NEW YORK – The SARS-CoV-2 virus can be detected to varying degrees in lung wash, biopsy, nasal, sputum, feces, and blood samples from infected individuals, but not in urine, according to new research from investigators at China's National Institute for Viral Disease Control and Prevention, Beijing Ditan Hospital, and the Qingdao Municipal Center for Disease Control and Prevention.
In a letter published online in the Journal of the American Medical Association on Wednesday, the researchers outlined efforts to understand which clinical specimens can harbor the SARS-CoV-2 virus, which causes the coronavirus disease COVID-19.
The team collected 1,070 samples from 205 individuals diagnosed with COVID-19, using RNA extraction and real-time reverse transcriptase PCR (RT-qPCR), to search for sequences stemming from SARS-CoV-2. In particular, samples were deemed SARS-Cov-2-positive if RNA from the virus could be detected with 40 or fewer RT-qPCR cycles.
"The cycle threshold values of [RT-qPCR] were used as indicators of the copy number of SARS-CoV-2 RNA in specimens," the authors explained, "with lower cycle threshold values corresponding to higher viral copy numbers."
Using this approach, the researchers detected SARS-CoV-2 RNA in 72 of 104 sputum samples, five of eight nasal swab samples, and 126 of 398 pharyngeal swab samples. While the virus was not found in any of the 72 urine samples tested, it did turn up in 29 percent of the 153 fecal samples assessed, prompting follow-up culturing and electron microscopy analyses on four fecal samples to search for live viruses.
"Importantly," they reported, "the live virus was detected in feces, implying that SARS-CoV-2 may be transmitted by the fecal route."
The most pronounced rates of positivity came from the so-called bronchoalveolar lavage samples, collected by washing and retrieving fluid samples from part of a patient's lung through the mouth or nose. Of the 15 samples collected in that manner, 14 (or 93 percent) were positive for the coronavirus. In contrast, just six of 13 (46 percent) biopsy samples obtained using a fibrobronchoscope brush tested positive for SARS-CoV-2 by RT-qPCR.
The virus was also found only infrequently in the blood in the researchers' analyses.
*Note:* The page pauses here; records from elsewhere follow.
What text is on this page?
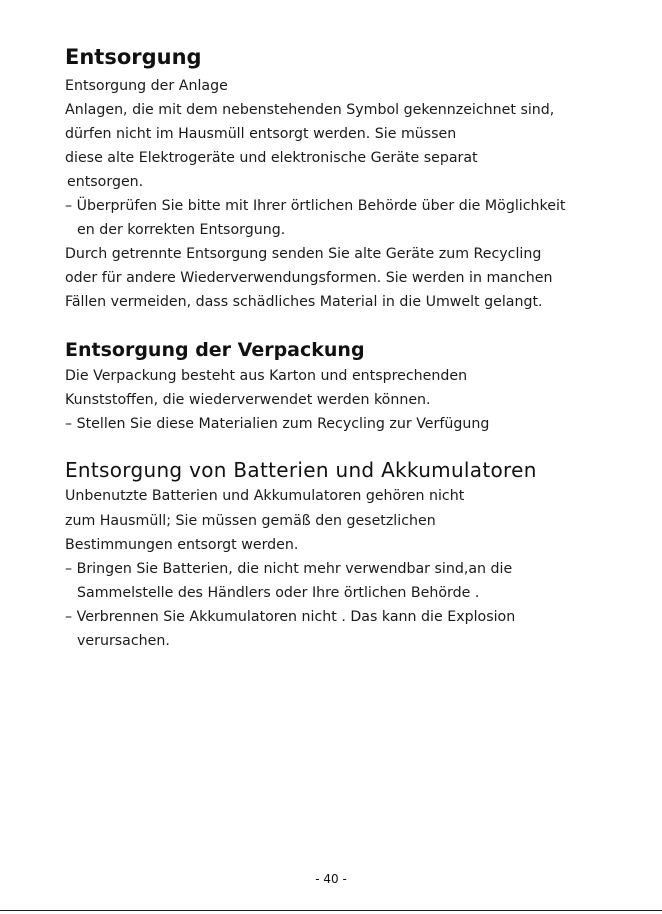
Entsorgung
Entsorgung der Anlage
Anlagen, die mit dem nebenstehenden Symbol gekennzeichnet sind,
dürfen nicht im Hausmüll entsorgt werden. Sie müssen
diese alte Elektrogeräte und elektronische Geräte separat
entsorgen.
– Überprüfen Sie bitte mit Ihrer örtlichen Behörde über die Möglichkeit
en der korrekten Entsorgung.
Durch getrennte Entsorgung senden Sie alte Geräte zum Recycling
oder für andere Wiederverwendungsformen. Sie werden in manchen
Fällen vermeiden, dass schädliches Material in die Umwelt gelangt.
Entsorgung der Verpackung
Die Verpackung besteht aus Karton und entsprechenden
Kunststoffen, die wiederverwendet werden können.
– Stellen Sie diese Materialien zum Recycling zur Verfügung
Entsorgung von Batterien und Akkumulatoren
Unbenutzte Batterien und Akkumulatoren gehören nicht
zum Hausmüll; Sie müssen gemäß den gesetzlichen
Bestimmungen entsorgt werden.
– Bringen Sie Batterien, die nicht mehr verwendbar sind,an die
Sammelstelle des Händlers oder Ihre örtlichen Behörde .
– Verbrennen Sie Akkumulatoren nicht . Das kann die Explosion
verursachen.
- 40 -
They detected SARS-CoV-2 in just 1 percent of the 307 blood samples tested, totaling three positive blood samples in all — results that they suspect were due to systemic infection in these patients.
The patients included in the study ranged in age from just 5 years old to 67, the authors noted, and were treated at three hospitals in Beijing, Hubei province, and Shandong province between early January and mid-February of this year.
"Blood, sputum, feces, urine, and nasal samples were collected throughout the illness," the authors explained. "Bronchoalveolar lavage fluid and fibrobronchoscope brush biopsy were samples from patients with severe illness or undergoing mechanical ventilation."
Some 19 percent of the patients in that group developed severe illness, while the majority of those diagnosed with the condition experienced now well-documented symptoms such as a fever, fatigue, and a dry cough.
The authors cautioned that the current results do not provide insights into potential ties between different types of positive clinical samples and patient symptoms or disease severity, since they did not have access to in-depth clinical data for all of the patients included in the study.
From their current findings, they concluded that "[f]urther investigation of patients with detailed temporal and symptom data and consecutively collected specimens from different sites is warranted."